Les élevages de ruminants se caractérisent donc par une prédominance de l’emploi familial. Après une vague d’installations importante dans les années 1990 (suite à des actions publiques telles que l’aide à la cessation laitière dans le secteur bovin ou les dispositifs de préretraite), les départs sont par conséquent nombreux aujourd’hui. En bovins lait ou bovins viande, 50 % des éleveurs présents en 2018 devraient avoir arrêté leur activité d’ici 2027, soit en neuf ans, que ce soit pour un départ en retraite ou une cessation anticipée (Institut de l’élevage, 2021).

Un renouvellement des générations d’éleveurs qui prend des formes très diverses

La question du renouvellement de cette population est donc bien une question majeure. Mais au-delà des chiffres, se cache une réalité plus complexe avec une diversité dans les formes que prend ce renouvellement (profil des porteurs de projet, volumes de production, modèles de production…).

Cette diversité se fait notamment sur la temporalité des mouvements d’entrées-sorties : installations tardives, installations pour quelques années ou pour une carrière complète, départs précoces. Ainsi par exemple, parmi les installés depuis 2010, quasiment tous (93 %) s’installent avant l’âge de 40 ans en production de vaches laitières, alors qu’ils ne sont que 73 % en élevage d’ovins viande.

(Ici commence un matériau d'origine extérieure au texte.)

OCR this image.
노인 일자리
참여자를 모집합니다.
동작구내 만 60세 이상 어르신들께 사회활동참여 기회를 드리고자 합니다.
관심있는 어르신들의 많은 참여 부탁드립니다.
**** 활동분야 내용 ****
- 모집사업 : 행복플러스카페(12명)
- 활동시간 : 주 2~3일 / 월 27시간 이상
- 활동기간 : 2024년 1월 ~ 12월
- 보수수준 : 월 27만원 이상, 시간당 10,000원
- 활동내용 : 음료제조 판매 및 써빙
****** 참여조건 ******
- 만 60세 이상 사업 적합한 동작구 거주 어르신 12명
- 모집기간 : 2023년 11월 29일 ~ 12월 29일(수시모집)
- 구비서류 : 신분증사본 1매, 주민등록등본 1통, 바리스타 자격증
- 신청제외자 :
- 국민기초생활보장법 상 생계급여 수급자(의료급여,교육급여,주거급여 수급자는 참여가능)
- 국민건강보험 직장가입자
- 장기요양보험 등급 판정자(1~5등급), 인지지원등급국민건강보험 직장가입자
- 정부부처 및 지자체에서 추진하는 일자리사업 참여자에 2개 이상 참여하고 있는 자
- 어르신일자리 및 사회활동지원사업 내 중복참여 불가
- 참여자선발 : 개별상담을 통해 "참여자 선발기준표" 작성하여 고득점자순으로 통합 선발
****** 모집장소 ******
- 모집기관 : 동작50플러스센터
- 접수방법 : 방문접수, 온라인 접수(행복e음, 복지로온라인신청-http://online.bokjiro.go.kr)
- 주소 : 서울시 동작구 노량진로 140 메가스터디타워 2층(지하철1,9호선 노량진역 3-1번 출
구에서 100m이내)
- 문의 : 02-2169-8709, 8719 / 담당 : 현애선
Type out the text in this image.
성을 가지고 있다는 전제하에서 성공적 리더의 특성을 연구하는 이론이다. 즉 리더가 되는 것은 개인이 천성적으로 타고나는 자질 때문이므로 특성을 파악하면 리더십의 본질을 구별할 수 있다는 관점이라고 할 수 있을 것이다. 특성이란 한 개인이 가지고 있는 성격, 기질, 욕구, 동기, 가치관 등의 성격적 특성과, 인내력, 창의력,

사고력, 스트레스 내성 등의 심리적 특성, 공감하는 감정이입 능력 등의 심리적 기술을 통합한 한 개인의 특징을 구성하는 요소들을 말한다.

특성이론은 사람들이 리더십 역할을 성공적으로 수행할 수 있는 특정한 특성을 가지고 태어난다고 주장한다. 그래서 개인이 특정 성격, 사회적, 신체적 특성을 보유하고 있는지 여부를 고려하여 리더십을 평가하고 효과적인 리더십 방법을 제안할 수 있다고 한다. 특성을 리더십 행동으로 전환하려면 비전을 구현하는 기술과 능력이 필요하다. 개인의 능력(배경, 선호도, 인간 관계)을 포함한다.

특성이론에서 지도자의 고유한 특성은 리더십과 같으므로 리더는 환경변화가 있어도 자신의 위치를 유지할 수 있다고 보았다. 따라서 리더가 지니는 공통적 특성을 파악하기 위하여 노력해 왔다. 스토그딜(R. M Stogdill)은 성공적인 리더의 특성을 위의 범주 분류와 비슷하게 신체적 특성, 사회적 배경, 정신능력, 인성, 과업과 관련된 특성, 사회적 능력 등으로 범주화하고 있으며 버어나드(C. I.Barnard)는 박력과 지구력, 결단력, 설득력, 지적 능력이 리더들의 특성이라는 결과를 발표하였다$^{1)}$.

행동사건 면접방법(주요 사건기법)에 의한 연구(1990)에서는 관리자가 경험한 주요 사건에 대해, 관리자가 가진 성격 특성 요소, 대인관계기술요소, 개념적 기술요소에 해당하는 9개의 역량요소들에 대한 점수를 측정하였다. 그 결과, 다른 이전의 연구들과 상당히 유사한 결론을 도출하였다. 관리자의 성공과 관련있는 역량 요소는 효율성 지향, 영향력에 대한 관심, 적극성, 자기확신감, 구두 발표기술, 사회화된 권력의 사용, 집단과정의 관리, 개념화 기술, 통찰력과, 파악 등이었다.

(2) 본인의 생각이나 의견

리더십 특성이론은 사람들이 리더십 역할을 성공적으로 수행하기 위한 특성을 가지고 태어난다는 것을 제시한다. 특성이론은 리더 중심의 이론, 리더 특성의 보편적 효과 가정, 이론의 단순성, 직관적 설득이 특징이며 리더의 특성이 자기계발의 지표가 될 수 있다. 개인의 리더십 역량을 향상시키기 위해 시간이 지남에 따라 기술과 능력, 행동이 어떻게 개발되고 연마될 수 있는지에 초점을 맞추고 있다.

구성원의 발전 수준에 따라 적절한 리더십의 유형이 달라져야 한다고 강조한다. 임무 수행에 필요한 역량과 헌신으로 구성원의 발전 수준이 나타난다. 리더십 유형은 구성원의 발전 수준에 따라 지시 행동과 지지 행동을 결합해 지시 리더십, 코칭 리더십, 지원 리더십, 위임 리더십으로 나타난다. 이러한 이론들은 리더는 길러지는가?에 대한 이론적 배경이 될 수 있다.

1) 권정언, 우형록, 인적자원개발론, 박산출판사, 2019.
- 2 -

Cette diversité se fait également au moment de la transmission avec des choix productifs des porteurs de projet qui peuvent s’éloigner du profil des exploitations à reprendre. Ainsi, en production d’ovins viande, si le taux de remplacement des départs est très élevé (94 %), cela ne signifie pas que les volumes produits soient maintenus. Dans cette filière, la comparaison entre les installés avant ou après 2010 suggère en effet l’évolution vers des projets de plus petite taille : ainsi, la part de installés en micro-exploitation augmente (30 % avant 2010 et 24 % après 2010), ce qui est à relier avec la hausse des installations hors cadre familial (11 % avant 2010 et 42 % après) et la part des installés double-actifs augmente (18 % avant 2010 et 30 % après).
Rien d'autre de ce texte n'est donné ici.